Atlantic City makes rest of $8.4M school tax payment
Atlantic City made the rest of a tax payment it owed to its school system on Tuesday, hours before a judge was to consider freezing the city's cash until the debt was paid.
At a court hearing scheduled for Tuesday afternoon, the state Education Department was to seek an order to force the nearly broke city to pay its entire debt to the schools. A ruling against the city could force a partial government shutdown, but the payment to the schools appeared to lessen the likelihood of such a ruling, at least for now.
Representatives of the state Attorney General's office did not immediately return a message seeking comment. In court papers filed Monday, the office asked Judge Julio Mendez for an order compelling the city to pay the school system what it owes.

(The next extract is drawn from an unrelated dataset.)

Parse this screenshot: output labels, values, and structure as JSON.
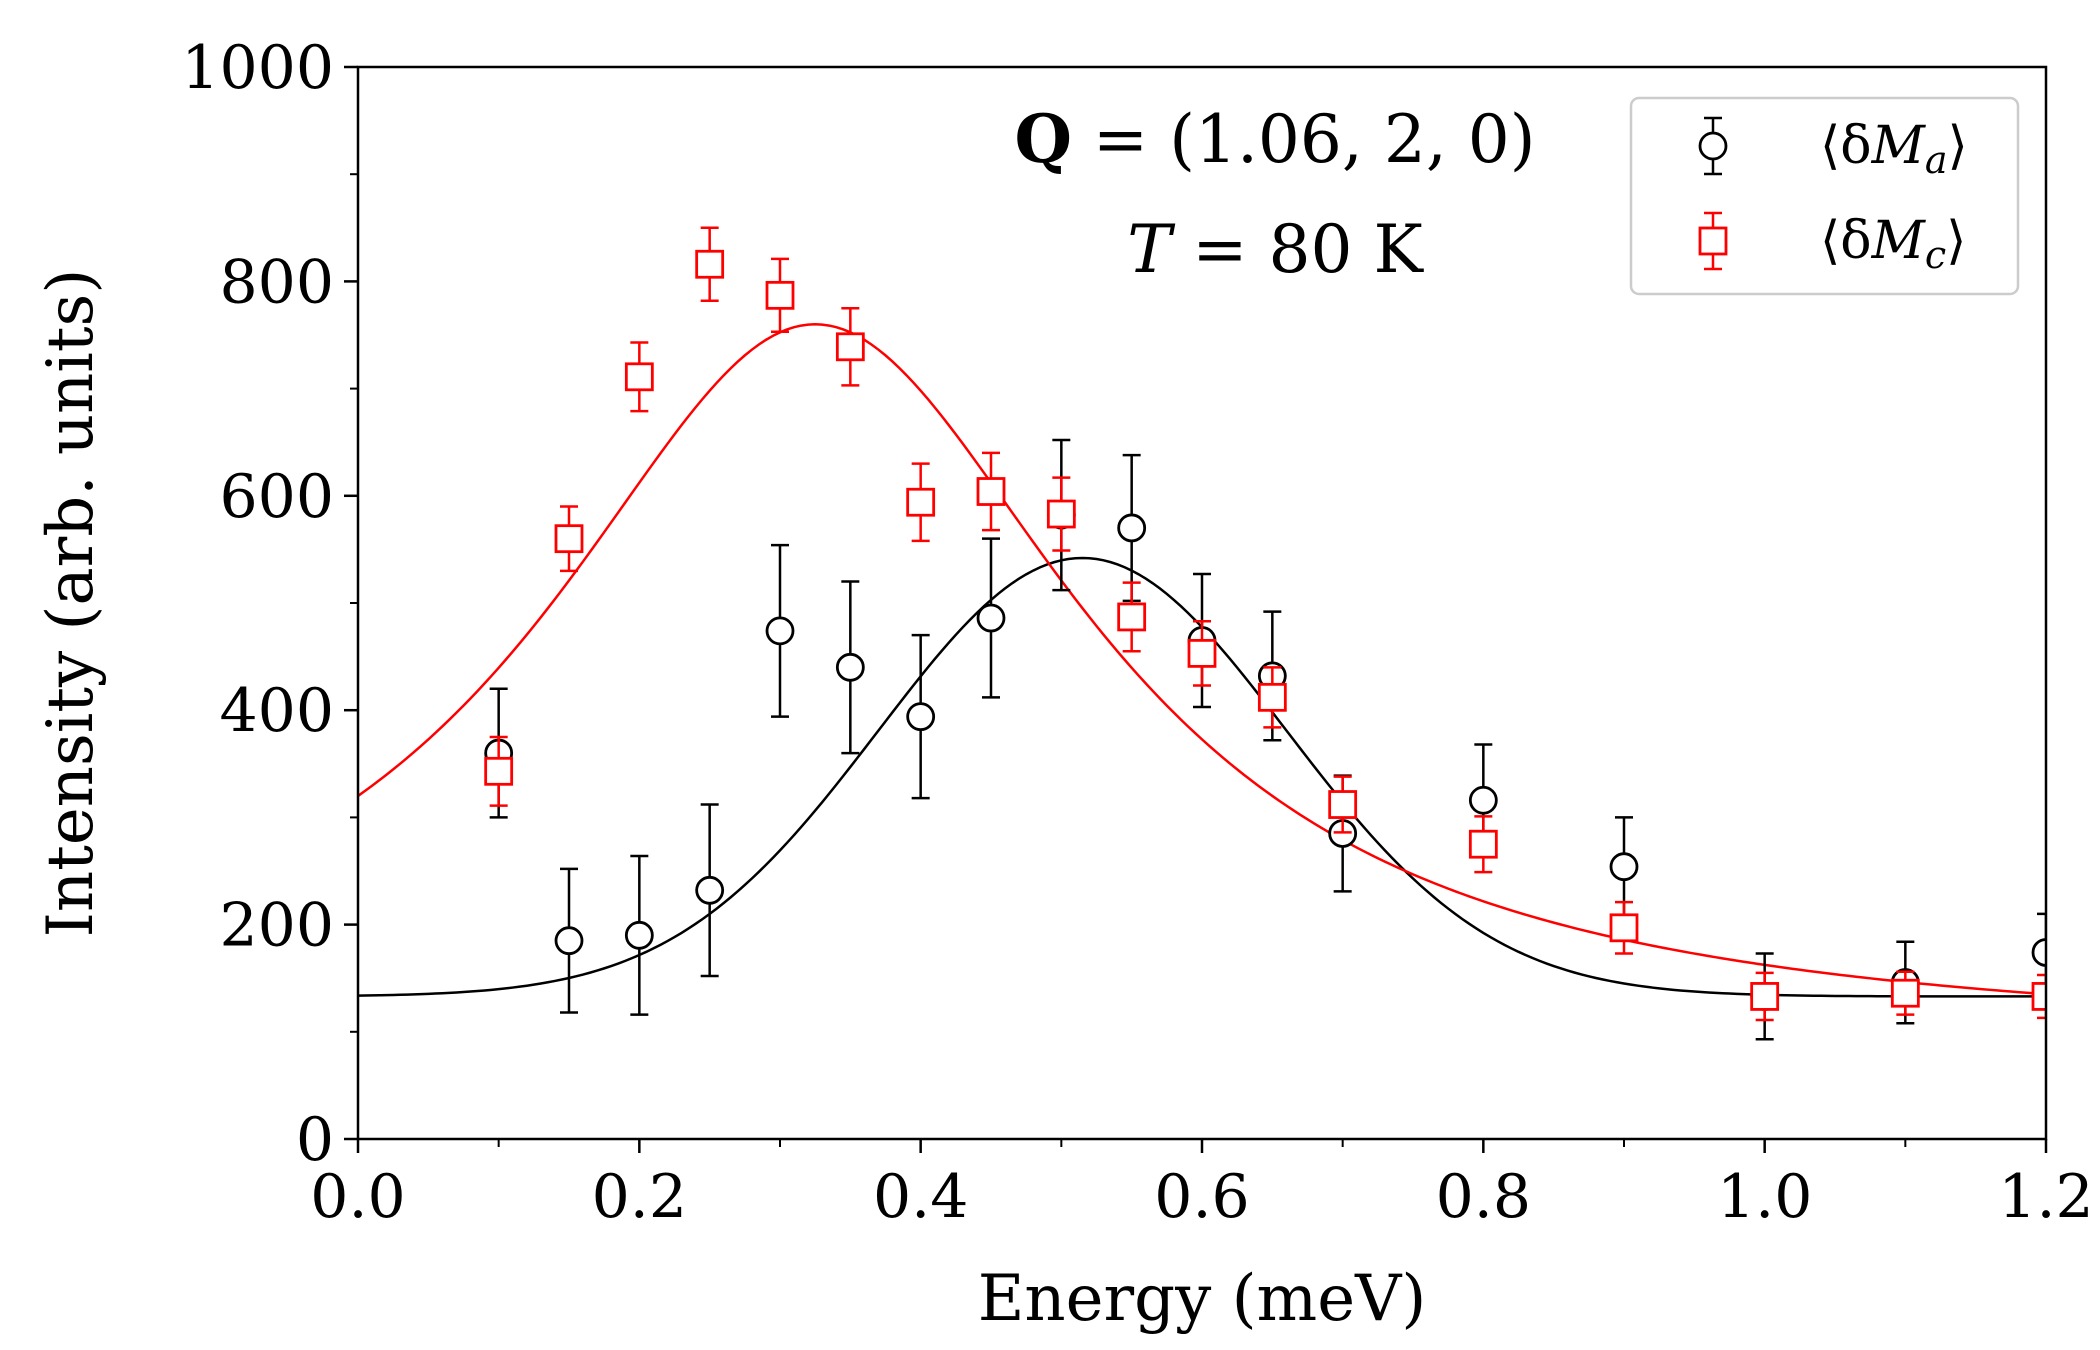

Last week, the city paid half of the $8.4 million installment that was due from property taxes that partially fund the school system. The city still owes the schools about $25.5 million by the end of the school year.
"If the (school) district does not receive the money owed, it will not be able to meet obligations such as teachers' salary and health benefits, charter school payments, and tuition payments to private schools for students with disabilities," the state wrote.
It wants the judge to order the city to make "regular and prompt" monthly payments.
The city, however, is in dire financial straits, brought on in large part by the contraction of its casino industry, which has seen its revenue plunge from $5.2 billion in 2006 to $2.56 billion last year. As the casinos became worth less, they and other property owners were able to successfully challenge their property tax assessments, blowing huge holes in the city's budget.
An aid package for Atlantic City, which would include a state takeover of its finances and major decision-making power, is stalled in the state Legislature, which can't agree on one of two rival measures being proposed. Gov. Chris Christie and others acknowledge the casino industry's decline as a major cause of Atlantic City's troubles, but they also blame generations of city political leaders for spending beyond the city's means.
Should the city run out of money before the next batch of tax payments arrives in early May, it plans to shut down nonessential government services. But visitors to the city probably would not notice much.
The casinos, restaurants and nightspots will remain open; police and firefighters will still protect the city, and garbage will still be picked up. A shutdown would be more likely to impact residents who need a marriage license, a death certificate or assistance with a code enforcement matter.